Você pode até receber um convite para um banquete, mas tem que entender se você está no banquete porque de fato te desejam ali e sua presença é relevante ou se querem você como prato principal ou como bobo da corte, ou os últimos dois juntos. Chris Rock é um bobo da corte. Will não só o bobo, como o prato principal, ainda saboreado.

Tem lugares aos quais atribuímos um significado ímpar ocupar – o auge para uma carreira, mas em que não nos deixarão entrar. E o que de fato significa ser barrado em determinadas portas? Como seguirá nosso emocional depois de reiterados “nãos”? Não podemos nunca medir o nosso valor pela nota de quem faz a triagem na porta. O que a ABL fez pela literatura negra brasileira? O que Conceição Evaristo já fez por nós, em cada página que escreve – e foram muitas – mesmo sem a ABL?

O que é a ABL diante de nós se comparada à grandiosidade de Conceição Evaristo? Por que a ABL não a quer lá, como outras mulheres e homens pretos?

Por fim, tem portas que devemos entrar, mas não de qualquer maneira. Nesses lugares, passar pelo batente e sentar-se à mesa com nossos algozes é corroborar com tudo o que está rolando dentro daquela festa. Como cobrar por direitos humanos diante do mundo e pisar o gramado num país que fere corpos por serem o que são? 

Muitas guerras precisam ser travadas. Porque a revolução só vem depois de muitas batalhas. Mas que estratégias estamos utilizando ao pisar nesses espaços? 

Lewis Hamilton, por exemplo, um homem negro, ativista – o melhor piloto de fórmula 1 da atualidade – já esteve no Catar, fez a parte dele nas pistas e criou uma estratégia para protestar mesmo sem necessariamente dizer uma palavra. Pediu escrutínio contra violações dos direitos humanos no país e na Arábia Saudita e usou um capacete com as cores da bandeira LGBTQIAP+ em uma mensagem de apoio à diversidade. “Conforme as competições esportivas vão para esses locais, elas têm o dever de colocar em foco esses problemas. Esses lugares precisam de escrutínio. Direitos iguais são uma questão séria”, disse ele na época. Fez barulho sem gritar. 

Sabemos que o esporte tem rédeas curtas para manifestações em prol dos direitos humanos e o preço que se paga por protestar é alto demais. Por vezes, uma carreira inteira. Sabemos também que absolutamente nada mudou sem que esportistas descobrissem estratégias para mudar o aparentemente imutável.

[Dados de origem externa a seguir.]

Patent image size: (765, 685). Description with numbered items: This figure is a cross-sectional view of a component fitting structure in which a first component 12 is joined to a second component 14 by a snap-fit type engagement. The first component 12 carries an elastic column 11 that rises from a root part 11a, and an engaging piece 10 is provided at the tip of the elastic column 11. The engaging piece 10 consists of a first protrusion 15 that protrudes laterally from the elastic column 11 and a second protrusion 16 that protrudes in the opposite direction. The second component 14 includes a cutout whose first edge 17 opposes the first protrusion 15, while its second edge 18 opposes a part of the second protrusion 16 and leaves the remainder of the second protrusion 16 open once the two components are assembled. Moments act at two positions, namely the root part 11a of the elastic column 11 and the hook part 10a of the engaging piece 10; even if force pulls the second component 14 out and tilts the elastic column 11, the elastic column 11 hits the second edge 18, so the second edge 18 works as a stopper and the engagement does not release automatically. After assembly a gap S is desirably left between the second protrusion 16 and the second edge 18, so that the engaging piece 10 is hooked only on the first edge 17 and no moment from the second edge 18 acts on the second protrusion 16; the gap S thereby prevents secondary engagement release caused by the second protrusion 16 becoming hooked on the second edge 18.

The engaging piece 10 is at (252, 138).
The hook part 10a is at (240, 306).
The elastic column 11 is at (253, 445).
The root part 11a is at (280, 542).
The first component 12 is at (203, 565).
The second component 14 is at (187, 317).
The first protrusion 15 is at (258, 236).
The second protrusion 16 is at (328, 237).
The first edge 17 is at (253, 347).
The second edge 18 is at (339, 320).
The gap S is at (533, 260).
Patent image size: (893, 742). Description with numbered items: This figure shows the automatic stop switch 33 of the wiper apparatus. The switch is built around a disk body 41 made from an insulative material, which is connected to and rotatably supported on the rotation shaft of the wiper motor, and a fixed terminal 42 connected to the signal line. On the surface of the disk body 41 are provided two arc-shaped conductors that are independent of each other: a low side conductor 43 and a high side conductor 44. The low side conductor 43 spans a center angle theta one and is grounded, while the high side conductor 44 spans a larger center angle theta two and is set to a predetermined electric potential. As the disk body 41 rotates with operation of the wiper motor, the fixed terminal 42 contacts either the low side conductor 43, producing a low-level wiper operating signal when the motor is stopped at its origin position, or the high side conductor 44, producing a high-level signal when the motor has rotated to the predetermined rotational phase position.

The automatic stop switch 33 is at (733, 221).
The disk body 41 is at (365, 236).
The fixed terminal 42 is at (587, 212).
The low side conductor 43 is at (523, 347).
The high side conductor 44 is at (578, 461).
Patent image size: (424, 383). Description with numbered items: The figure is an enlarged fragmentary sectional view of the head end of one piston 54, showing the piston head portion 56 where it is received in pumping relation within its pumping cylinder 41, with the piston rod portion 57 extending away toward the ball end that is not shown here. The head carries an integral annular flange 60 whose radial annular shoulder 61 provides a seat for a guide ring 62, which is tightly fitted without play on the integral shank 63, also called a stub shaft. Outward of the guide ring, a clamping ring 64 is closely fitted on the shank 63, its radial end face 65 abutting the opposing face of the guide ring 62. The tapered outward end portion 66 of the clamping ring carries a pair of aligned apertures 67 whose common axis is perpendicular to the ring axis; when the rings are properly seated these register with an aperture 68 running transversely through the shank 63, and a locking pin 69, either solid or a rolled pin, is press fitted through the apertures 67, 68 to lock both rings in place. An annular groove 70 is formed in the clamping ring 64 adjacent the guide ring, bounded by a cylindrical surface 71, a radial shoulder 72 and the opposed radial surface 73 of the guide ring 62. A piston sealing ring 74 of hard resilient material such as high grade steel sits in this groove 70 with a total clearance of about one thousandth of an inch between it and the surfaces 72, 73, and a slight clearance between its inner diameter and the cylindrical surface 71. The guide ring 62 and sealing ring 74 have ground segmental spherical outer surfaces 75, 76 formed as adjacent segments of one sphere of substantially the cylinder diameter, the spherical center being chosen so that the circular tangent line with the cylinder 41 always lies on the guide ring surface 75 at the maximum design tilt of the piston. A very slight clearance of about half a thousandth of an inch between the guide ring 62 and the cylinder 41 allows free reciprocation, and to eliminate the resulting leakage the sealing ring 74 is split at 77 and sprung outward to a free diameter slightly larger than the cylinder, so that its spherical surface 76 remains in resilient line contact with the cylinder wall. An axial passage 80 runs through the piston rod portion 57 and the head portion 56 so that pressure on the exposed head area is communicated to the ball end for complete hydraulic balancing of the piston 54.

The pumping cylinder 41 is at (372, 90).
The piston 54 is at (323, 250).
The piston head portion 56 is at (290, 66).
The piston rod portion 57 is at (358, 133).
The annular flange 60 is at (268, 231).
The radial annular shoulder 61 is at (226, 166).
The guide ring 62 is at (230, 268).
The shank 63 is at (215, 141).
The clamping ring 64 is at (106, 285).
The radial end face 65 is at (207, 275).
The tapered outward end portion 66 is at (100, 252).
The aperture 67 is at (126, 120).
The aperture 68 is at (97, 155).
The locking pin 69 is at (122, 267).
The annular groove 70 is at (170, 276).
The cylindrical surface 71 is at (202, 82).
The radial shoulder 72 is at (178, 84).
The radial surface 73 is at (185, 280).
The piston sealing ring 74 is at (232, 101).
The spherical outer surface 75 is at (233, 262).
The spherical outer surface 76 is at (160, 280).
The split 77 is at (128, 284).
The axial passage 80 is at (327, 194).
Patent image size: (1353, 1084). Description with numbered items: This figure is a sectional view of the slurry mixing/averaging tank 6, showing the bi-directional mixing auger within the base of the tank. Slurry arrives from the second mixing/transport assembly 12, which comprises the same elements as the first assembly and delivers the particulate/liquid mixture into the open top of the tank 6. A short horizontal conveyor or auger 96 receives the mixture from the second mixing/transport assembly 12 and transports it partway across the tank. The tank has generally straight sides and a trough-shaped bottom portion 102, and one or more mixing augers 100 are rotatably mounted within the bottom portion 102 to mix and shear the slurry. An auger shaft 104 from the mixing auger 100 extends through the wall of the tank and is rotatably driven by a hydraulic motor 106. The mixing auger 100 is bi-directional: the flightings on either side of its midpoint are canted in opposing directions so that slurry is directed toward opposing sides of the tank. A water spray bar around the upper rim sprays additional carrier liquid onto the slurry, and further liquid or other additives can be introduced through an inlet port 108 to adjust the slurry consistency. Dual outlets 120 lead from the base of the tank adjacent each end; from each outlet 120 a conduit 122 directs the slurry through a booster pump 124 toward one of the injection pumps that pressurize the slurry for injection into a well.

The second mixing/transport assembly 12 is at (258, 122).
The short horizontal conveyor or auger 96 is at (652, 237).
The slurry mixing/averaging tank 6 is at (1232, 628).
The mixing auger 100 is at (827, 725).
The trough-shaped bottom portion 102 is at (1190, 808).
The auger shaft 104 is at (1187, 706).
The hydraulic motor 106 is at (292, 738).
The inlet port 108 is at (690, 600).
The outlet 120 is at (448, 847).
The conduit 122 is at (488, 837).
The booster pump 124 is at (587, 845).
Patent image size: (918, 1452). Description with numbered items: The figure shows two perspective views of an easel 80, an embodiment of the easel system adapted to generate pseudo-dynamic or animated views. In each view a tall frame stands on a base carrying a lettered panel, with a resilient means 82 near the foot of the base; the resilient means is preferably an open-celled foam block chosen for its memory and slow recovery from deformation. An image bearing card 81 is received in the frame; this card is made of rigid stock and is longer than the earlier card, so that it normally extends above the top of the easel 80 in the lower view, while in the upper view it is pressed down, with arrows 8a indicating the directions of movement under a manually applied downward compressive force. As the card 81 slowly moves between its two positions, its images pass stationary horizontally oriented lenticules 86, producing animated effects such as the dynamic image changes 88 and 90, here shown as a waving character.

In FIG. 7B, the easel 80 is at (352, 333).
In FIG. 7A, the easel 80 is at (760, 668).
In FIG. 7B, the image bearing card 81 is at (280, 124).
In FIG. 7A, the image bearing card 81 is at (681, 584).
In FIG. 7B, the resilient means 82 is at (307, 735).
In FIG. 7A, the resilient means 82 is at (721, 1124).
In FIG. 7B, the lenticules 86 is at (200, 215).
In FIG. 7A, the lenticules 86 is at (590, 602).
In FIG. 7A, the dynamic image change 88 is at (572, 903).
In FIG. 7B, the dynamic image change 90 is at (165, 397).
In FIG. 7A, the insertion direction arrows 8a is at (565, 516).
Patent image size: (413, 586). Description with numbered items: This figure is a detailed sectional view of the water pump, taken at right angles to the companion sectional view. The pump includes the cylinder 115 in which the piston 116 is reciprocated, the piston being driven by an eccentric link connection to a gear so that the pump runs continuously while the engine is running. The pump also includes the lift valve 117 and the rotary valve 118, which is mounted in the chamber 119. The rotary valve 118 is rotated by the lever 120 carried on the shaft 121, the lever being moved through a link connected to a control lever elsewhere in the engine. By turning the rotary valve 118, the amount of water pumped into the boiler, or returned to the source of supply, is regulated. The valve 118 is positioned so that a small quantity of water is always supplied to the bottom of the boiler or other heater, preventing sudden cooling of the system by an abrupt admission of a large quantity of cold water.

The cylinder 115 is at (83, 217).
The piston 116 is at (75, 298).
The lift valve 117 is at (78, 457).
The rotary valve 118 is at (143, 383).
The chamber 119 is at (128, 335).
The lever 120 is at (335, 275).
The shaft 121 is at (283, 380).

Quem ousará gritar pelos direitos humanos na Copa do Mundo do Catar?

Tem lugares que podemos, devemos  entrar e entraremos. No Brasil, se decidirmos por não entrar em certas portas, 56% da população seguirá sem sair do lugar.  E, logicamente, nós – pessoas não-brancas, mulheres, LGBTQIAP+ e outros corpos subrepresentados – sabemos que também temos lugares que nos acolhem, são confortáveis de ficar e, sobre esses, já sabemos e sentimos muito bem sem questionar. Mas, pisar fora de casa é um estado de alerta constante e, na maioria das vezes, exaustivo. Mas ainda sim é melhor do que ser ferido com a guarda baixa. 

É como diz Exu, não durmam com os olhos dos outros. E eu vejo tanta gente entre as minhas e os meus dormindo com os olhos dos outros. Temos que entender muito profundamente que existem corpos, espaços e espaços. Quando o Denzel Washington chama Will Smith no canto durante a cerimônia do Oscar e diz que é no auge que o demônio te ataca, ele sabe exatamente do que está falando. Porque o demônio de quem não quer nossos corpos nos espaços – nem no planeta Terra – age de formas misteriosas. E eles nem se esforçam para serem tão misteriosos assim, né?